Credit: Laura Marshall/NPG

In a pooled analysis of five prospective, observational cohort studies, Edward Carlton et al. assessed 3,155 patients (56.1% male, mean age 57.4 years) presenting with suspected acute coronary syndrome. Patients had a nonischaemic electrocardiogram determined, and hs-cTnI measured at presentation. “The specific aim of this investigation,” says Carlton, “was to evaluate the diagnostic accuracy of a single 'one and done' high-sensitivity troponin testing strategy utilizing low cut-off values.” The primary outcome (fatal or nonfatal acute MI occurring within 30 days of presentation) occurred in 9.2% of individuals. The lower limit of detection of hs-cTnI (1.2 ng/l) had a sensitivity of 99.0% and a negative predictive value of 99.5% for acute MI. According to Carlton, “approximately 20% of patients may be suitable for discharge after a single blood test with a high diagnostic accuracy”. As might be expected, higher cut-off thresholds reduced the sensitivity of the test and “may not have the diagnostic accuracy for clinical implementation”.

These findings enable much faster triage of patients

Serial troponin measurements are recommended in ESC guidelines for diagnosis of MI at admission and after 3 h. Dirk Westermann et al. in the Biomarkers in Acute Cardiac Care study aimed “to challenge this approach using a more sensitive troponin assay with measurements at admission and after 1 h only”. The investigators included 1,040 patients (64.7% male, median age 65 years) presenting with acute chest pain. Application of a low hs-cTnI cut-off value (6 ng/l) after 1 h had a negative predictive value of 99.8%, and a positive predictive value of 82.8% for non-ST-segment elevation MI type 1. The results were similar to those with a 3 h approach. Application of the 6 ng/l threshold resulted in lower mortality (1.0%) during follow-up (median 313 days) compared with the routinely used 99th percentile (3.7%; P = 0.001). “Acute MI can be ruled out in approximately 40% of all patients, while the diagnosis of acute MI can be made in 10%,” says Westermann. “These findings enable much faster triage of patients. We can now on the one hand rule out acute MI faster and discharge patients for further outpatient care; on the other hand, we can give the final diagnosis of acute MI much earlier, which gives us the option for faster revascularization in patients needing invasive care.”

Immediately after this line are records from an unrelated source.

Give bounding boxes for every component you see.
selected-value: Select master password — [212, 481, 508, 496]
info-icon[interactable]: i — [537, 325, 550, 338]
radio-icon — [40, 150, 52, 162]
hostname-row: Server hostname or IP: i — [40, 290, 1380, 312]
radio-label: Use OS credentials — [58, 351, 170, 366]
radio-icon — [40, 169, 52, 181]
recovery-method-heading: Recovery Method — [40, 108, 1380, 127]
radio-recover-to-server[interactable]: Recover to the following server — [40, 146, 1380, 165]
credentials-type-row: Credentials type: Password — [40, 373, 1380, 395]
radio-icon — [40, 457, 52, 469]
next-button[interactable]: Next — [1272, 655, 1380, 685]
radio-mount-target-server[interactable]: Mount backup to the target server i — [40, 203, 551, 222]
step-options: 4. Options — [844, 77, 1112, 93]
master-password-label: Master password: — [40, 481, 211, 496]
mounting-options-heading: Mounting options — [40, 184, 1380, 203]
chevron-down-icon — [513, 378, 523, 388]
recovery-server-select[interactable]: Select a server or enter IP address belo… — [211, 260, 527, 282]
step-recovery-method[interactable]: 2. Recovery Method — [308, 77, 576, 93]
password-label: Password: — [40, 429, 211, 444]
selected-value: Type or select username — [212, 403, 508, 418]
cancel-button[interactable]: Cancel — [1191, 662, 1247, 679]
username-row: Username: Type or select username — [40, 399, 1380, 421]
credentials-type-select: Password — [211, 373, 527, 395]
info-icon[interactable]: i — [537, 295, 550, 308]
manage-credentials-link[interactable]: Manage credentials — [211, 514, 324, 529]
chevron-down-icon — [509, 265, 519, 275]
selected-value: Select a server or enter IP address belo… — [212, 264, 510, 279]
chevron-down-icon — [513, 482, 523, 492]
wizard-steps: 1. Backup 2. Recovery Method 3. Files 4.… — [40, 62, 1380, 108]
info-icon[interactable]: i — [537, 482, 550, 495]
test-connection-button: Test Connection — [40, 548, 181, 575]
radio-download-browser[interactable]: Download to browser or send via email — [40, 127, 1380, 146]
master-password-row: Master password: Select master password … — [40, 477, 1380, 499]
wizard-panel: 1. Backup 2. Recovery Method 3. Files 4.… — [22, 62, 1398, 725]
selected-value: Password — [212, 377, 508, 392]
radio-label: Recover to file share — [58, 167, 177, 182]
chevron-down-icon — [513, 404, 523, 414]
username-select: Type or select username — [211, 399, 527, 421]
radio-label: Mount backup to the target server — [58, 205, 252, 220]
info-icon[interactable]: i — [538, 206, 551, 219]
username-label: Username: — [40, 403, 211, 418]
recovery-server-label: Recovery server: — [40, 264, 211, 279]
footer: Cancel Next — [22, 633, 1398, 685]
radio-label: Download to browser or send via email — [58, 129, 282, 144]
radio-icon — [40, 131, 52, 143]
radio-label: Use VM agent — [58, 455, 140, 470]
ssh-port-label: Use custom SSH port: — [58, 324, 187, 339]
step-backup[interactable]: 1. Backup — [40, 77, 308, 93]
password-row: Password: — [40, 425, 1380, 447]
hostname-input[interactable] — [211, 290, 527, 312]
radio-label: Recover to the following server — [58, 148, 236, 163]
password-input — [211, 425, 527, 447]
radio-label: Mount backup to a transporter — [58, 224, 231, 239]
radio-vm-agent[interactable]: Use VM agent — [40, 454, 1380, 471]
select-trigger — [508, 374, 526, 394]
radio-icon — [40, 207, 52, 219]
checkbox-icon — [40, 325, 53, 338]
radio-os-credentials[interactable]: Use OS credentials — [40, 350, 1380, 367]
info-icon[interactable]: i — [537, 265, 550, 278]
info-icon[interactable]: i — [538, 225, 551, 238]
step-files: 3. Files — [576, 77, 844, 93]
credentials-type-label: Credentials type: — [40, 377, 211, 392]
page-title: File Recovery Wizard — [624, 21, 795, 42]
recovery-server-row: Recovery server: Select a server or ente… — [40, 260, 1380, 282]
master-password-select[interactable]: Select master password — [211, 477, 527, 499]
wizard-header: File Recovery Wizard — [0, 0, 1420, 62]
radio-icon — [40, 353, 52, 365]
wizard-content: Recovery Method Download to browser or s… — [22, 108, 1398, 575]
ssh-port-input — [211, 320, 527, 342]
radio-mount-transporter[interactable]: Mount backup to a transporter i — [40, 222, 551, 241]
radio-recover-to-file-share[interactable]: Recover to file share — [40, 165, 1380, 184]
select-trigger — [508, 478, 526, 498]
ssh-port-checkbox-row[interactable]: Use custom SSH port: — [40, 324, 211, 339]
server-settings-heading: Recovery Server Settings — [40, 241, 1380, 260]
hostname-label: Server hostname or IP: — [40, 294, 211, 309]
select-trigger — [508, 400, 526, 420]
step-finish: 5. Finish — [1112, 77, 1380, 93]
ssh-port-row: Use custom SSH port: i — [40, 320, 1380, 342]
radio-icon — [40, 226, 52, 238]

Troponin levels can also be used to predict risk of cardiovascular events in apparently healthy individuals. Almost all previous studies have evaluated the predictive value of a single measurement of troponin levels, whereas John W. McEvoy et al. investigated “whether repeat testing added further prognostic information”. Measurements of hs-cTnT were taken 6 years apart from 8,838 participants in the Atherosclerosis Risk in Communities Study. Over 21 years of follow-up, incident detectable hs-cTnT levels (baseline <5 ng/l; follow-up ≥5 ng/l) were independently associated with subsequent coronary heart disease (HR 1.4), heart failure (HR 2.0), and death (HR 1.5), relative to a hs-cTnT level <5 ng/l at both visits. Individuals with the highest hs-cTnT levels at follow-up (≥14 ng/l) had the greatest risks of cardiovascular disease, with hazard ratios of 8–12. “Our data suggest that two measurements are better than one and provide additional prognostic information,” concludes McEvoy. Importantly, the investigators need to determine whether “the information gleaned from repeat troponin testing (perhaps in conjunction with B-type natriuretic peptide) can be used to effect clinical change in the preventive care of these patients and thereby reduce the burden of future disease”.